Final answer:
Using Newton's second law and the constant acceleration formula, the force exerted on Zach during the elevator's braking is calculated as -206.474 N. However, this answer does not match any of the provided options, indicating a potential mistake in the options given.
Step-by-step explanation:
To determine the force exerted on Zach during the braking process of the elevator, we must calculate the acceleration of the elevator during braking and then use Newton's second law to find the force exerted on Zach.
First, we'll find the acceleration using the following formula for constant acceleration:
a = (v_f - v_i) / t
where:
v_f = final velocity (0 m/s, since the elevator comes to a stop),
v_i = initial velocity (9 m/s, descending),
t = time taken to stop (3.4 s).
Plugging these values in, we get:
a = (0 m/s - 9 m/s) / 3.4 s = -9 m/s / 3.4 s = -2.6471 m/s²
We use a negative sign because the elevator is decelerating (slowing down).
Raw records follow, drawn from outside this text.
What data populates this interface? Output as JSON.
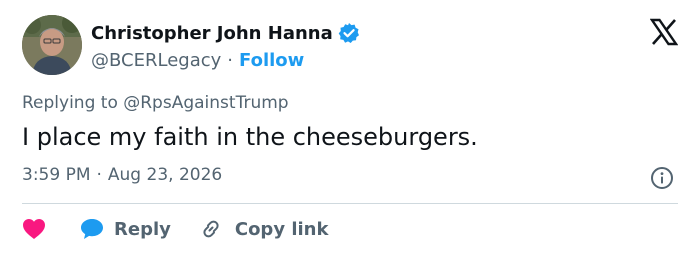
{
  "author": {
    "display_name": "Christopher John Hanna",
    "handle": "@BCERLegacy",
    "separator": "·",
    "follow_label": "Follow",
    "verified": true
  },
  "tweet": {
    "replying_to": "Replying to @RpsAgainstTrump",
    "text": "I place my faith in the cheeseburgers.",
    "time": "3:59 PM",
    "separator": "·",
    "date": "Aug 23, 2026"
  },
  "actions": {
    "reply_label": "Reply",
    "copy_link_label": "Copy link"
  },
  "icons": {
    "verified": "verified-badge-icon",
    "platform": "x-logo-icon",
    "info": "info-icon",
    "like": "heart-icon",
    "reply": "speech-bubble-icon",
    "copy_link": "link-icon"
  },
  "colors": {
    "accent": "#1d9bf0",
    "text": "#0f1419",
    "secondary": "#536471",
    "heart": "#f91880",
    "divider": "#cfd9de"
  }
}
Now we'll use Newton's second law, F = m * a, where m is Zach's mass (78 kg).
F = 78 kg * (-2.6471 m/s²) = -206.474 N
The negative sign indicates the force is directed upwards, which opposes the downward motion of the elevator. However, in terms of magnitude, the force is 206.474 N. Since this isn't any of the options, it seems there's been a mistake. The closest option in terms of magnitude is option 3) 702 N, which suggests the options may not be accurately reflecting the correct calculations. Therefore, none of the provided options is correct.